Larissa seems now to have given her the motivation to resume her career, despite over a decade on the competitive runway, and with so many medals in her collection.
Her long career began in 1988 when she won the 1988 World junior title for Great Britain in Sudbury, Canada, with a leap of 6.82m. It was at the final party of these championships that she met her husband Gianni Lapichino, the former Italian record holder in the Pole Vault. At the end of the season she took part at the Seoul Olympics, where she finished sixth with 6.62 in the final won by the US legend Jackie Joyner Kersee with 7.40. In 1993 she married Gianni but shifted nationality only in 1994, a few months before winning her first major title as an Italian, with the bronze medal at the Europeans in Helsinki.
The years go by, her rivals change, but she has remained one of the major performers in the women’s Long Jump. Italian athletics fans hope that Fiona will return to her best form next year in time for the European Cup in Florence, and especially to defend her World title at the Stade de France in Paris.
The battle for medals will be stiff, up against the reigning European champion Tatyana Kotova of Russia, the 2002 Grand Prix Final winner Maureen Maggi of Brazil and perhaps even US sprint star Marion Jones, who says she will return to the Long Jump after two years off from this event. Britain’s Jade Johnson, second at the Europeans in Munich and Tunde Vaszi of Hungary, bronze in those continental championships, are other big candidates to have emerged into the arena this summer.
“Defending the World title in Paris will be very tough…but I will try. I am now more relaxed than in the past and this could help me a lot.”
The European Cup, which will take place in Florence next summer, returns to Italy after an absence of ten years (since the Rome edition in 1993), and is an event of special significance for Fiona. She lives in the Tuscan city and her return to competition may be scheduled for that important June event, where she can expect to revel in the local support.

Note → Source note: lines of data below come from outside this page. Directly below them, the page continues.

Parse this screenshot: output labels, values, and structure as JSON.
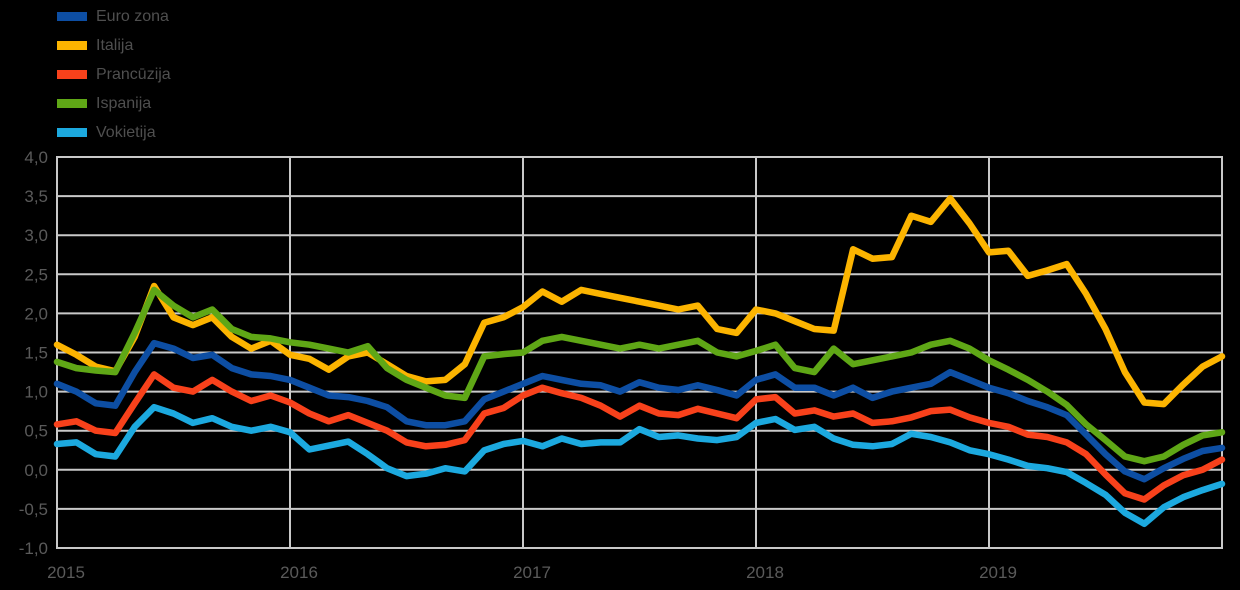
{
  "chart_data": {
    "type": "line",
    "title": "",
    "x_range": {
      "start": "2015-01",
      "end": "2020-01",
      "interval": "month"
    },
    "x_tick_labels": [
      "2015",
      "2016",
      "2017",
      "2018",
      "2019"
    ],
    "y_tick_labels": [
      "4,0",
      "3,5",
      "3,0",
      "2,5",
      "2,0",
      "1,5",
      "1,0",
      "0,5",
      "0,0",
      "-0,5",
      "-1,0"
    ],
    "y_tick_values": [
      4.0,
      3.5,
      3.0,
      2.5,
      2.0,
      1.5,
      1.0,
      0.5,
      0.0,
      -0.5,
      -1.0
    ],
    "ylim": [
      -1.0,
      4.0
    ],
    "grid": true,
    "legend_position": "top-left",
    "colors": {
      "background": "#000000",
      "gridline": "#c9c9c9",
      "axis_text": "#5a5a5a",
      "legend_text": "#4f4f4f"
    },
    "series": [
      {
        "name": "Euro zona",
        "color": "#0d4ea3",
        "values": [
          1.1,
          1.0,
          0.85,
          0.82,
          1.25,
          1.62,
          1.55,
          1.43,
          1.47,
          1.3,
          1.22,
          1.2,
          1.15,
          1.05,
          0.95,
          0.93,
          0.88,
          0.8,
          0.62,
          0.57,
          0.57,
          0.62,
          0.9,
          1.0,
          1.1,
          1.2,
          1.15,
          1.1,
          1.08,
          1.0,
          1.12,
          1.05,
          1.02,
          1.08,
          1.02,
          0.95,
          1.15,
          1.22,
          1.05,
          1.05,
          0.95,
          1.05,
          0.92,
          1.0,
          1.05,
          1.1,
          1.25,
          1.15,
          1.05,
          0.98,
          0.88,
          0.8,
          0.7,
          0.45,
          0.2,
          -0.02,
          -0.12,
          0.02,
          0.14,
          0.24,
          0.28
        ]
      },
      {
        "name": "Italija",
        "color": "#fcb400",
        "values": [
          1.6,
          1.47,
          1.32,
          1.26,
          1.7,
          2.35,
          1.95,
          1.85,
          1.95,
          1.7,
          1.55,
          1.65,
          1.47,
          1.42,
          1.28,
          1.45,
          1.5,
          1.35,
          1.2,
          1.13,
          1.15,
          1.35,
          1.88,
          1.95,
          2.08,
          2.28,
          2.15,
          2.3,
          2.25,
          2.2,
          2.15,
          2.1,
          2.05,
          2.1,
          1.8,
          1.75,
          2.05,
          2.0,
          1.9,
          1.8,
          1.78,
          2.82,
          2.7,
          2.72,
          3.25,
          3.17,
          3.47,
          3.15,
          2.78,
          2.8,
          2.48,
          2.55,
          2.63,
          2.25,
          1.8,
          1.25,
          0.86,
          0.84,
          1.09,
          1.32,
          1.45
        ]
      },
      {
        "name": "Prancūzija",
        "color": "#f8411b",
        "values": [
          0.58,
          0.62,
          0.5,
          0.47,
          0.85,
          1.22,
          1.05,
          1.0,
          1.15,
          1.0,
          0.88,
          0.95,
          0.86,
          0.72,
          0.62,
          0.7,
          0.6,
          0.5,
          0.35,
          0.3,
          0.32,
          0.38,
          0.72,
          0.79,
          0.95,
          1.05,
          0.98,
          0.92,
          0.82,
          0.68,
          0.82,
          0.72,
          0.7,
          0.78,
          0.72,
          0.66,
          0.9,
          0.93,
          0.72,
          0.76,
          0.68,
          0.72,
          0.6,
          0.62,
          0.67,
          0.75,
          0.77,
          0.67,
          0.6,
          0.55,
          0.45,
          0.42,
          0.35,
          0.2,
          -0.06,
          -0.3,
          -0.38,
          -0.2,
          -0.07,
          0.0,
          0.13
        ]
      },
      {
        "name": "Ispanija",
        "color": "#5fa716",
        "values": [
          1.38,
          1.3,
          1.27,
          1.25,
          1.75,
          2.3,
          2.1,
          1.95,
          2.05,
          1.8,
          1.7,
          1.68,
          1.63,
          1.6,
          1.55,
          1.5,
          1.58,
          1.3,
          1.15,
          1.05,
          0.95,
          0.92,
          1.45,
          1.48,
          1.5,
          1.65,
          1.7,
          1.65,
          1.6,
          1.55,
          1.6,
          1.55,
          1.6,
          1.65,
          1.5,
          1.45,
          1.52,
          1.6,
          1.3,
          1.25,
          1.55,
          1.35,
          1.4,
          1.45,
          1.5,
          1.6,
          1.65,
          1.55,
          1.4,
          1.28,
          1.15,
          1.0,
          0.83,
          0.58,
          0.38,
          0.17,
          0.11,
          0.17,
          0.32,
          0.44,
          0.48
        ]
      },
      {
        "name": "Vokietija",
        "color": "#1ca9df",
        "values": [
          0.33,
          0.35,
          0.2,
          0.17,
          0.55,
          0.8,
          0.72,
          0.6,
          0.66,
          0.55,
          0.5,
          0.55,
          0.48,
          0.26,
          0.31,
          0.36,
          0.2,
          0.02,
          -0.08,
          -0.05,
          0.02,
          -0.02,
          0.25,
          0.33,
          0.37,
          0.3,
          0.4,
          0.33,
          0.35,
          0.35,
          0.52,
          0.42,
          0.44,
          0.4,
          0.38,
          0.42,
          0.6,
          0.65,
          0.51,
          0.55,
          0.4,
          0.32,
          0.3,
          0.33,
          0.46,
          0.42,
          0.35,
          0.25,
          0.2,
          0.13,
          0.05,
          0.02,
          -0.03,
          -0.17,
          -0.32,
          -0.55,
          -0.69,
          -0.48,
          -0.35,
          -0.26,
          -0.18
        ]
      }
    ]
  }
}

May will miss the indoor season and the World Indoors, which will take place in Birmingham in England, not far from Slough, the town where she was born.
“I would like to compete in Birmingham in front of my family. It would have been my first competition in Great Britain since giving birth to Larissa. But the World Indoors are scheduled too early. I prefer building up my form gradually. I am looking forward to next summer. I really can’t wait. I miss the competitions after a year off. It has been very hard to return to the track at the beginning but I am getting used to it.”
Many star athletes have immediately achieved sensational results after becoming mothers. For instance, Heike Drechsler, who won the second of her four European titles in 1990 after giving birth to her son Tony in the previous year, and Stefka Kostadinova, who won her second World title in Gothenburg, just a few months after her son’s birth.
2003 will mark the return of many other famous mothers to competition. Among the others, Denise Lewis, the Olympic Heptathlon champion, and May’s Swedish rival, Erica Johansson.
“I am really looking forward to seeing how the other mothers, who took 2002 off, will perform after the pregnancy. Combining training and motherhood is a new challenge for me. I am more motivated and confident than ever. This year out of competition was needed to regenerate both physically and mentally.”
Despite being away from the track in 2002, May’s connections with the sport have remained strong throughout the year, with her election as a member of the European Athletic Association's Athletes’ Commission.
“I really did not expect to be elected. It is nice to know that people have not forgotten me in the year in which I was not on the track. I am pleased to represent the field events and give a voice for the athletes.”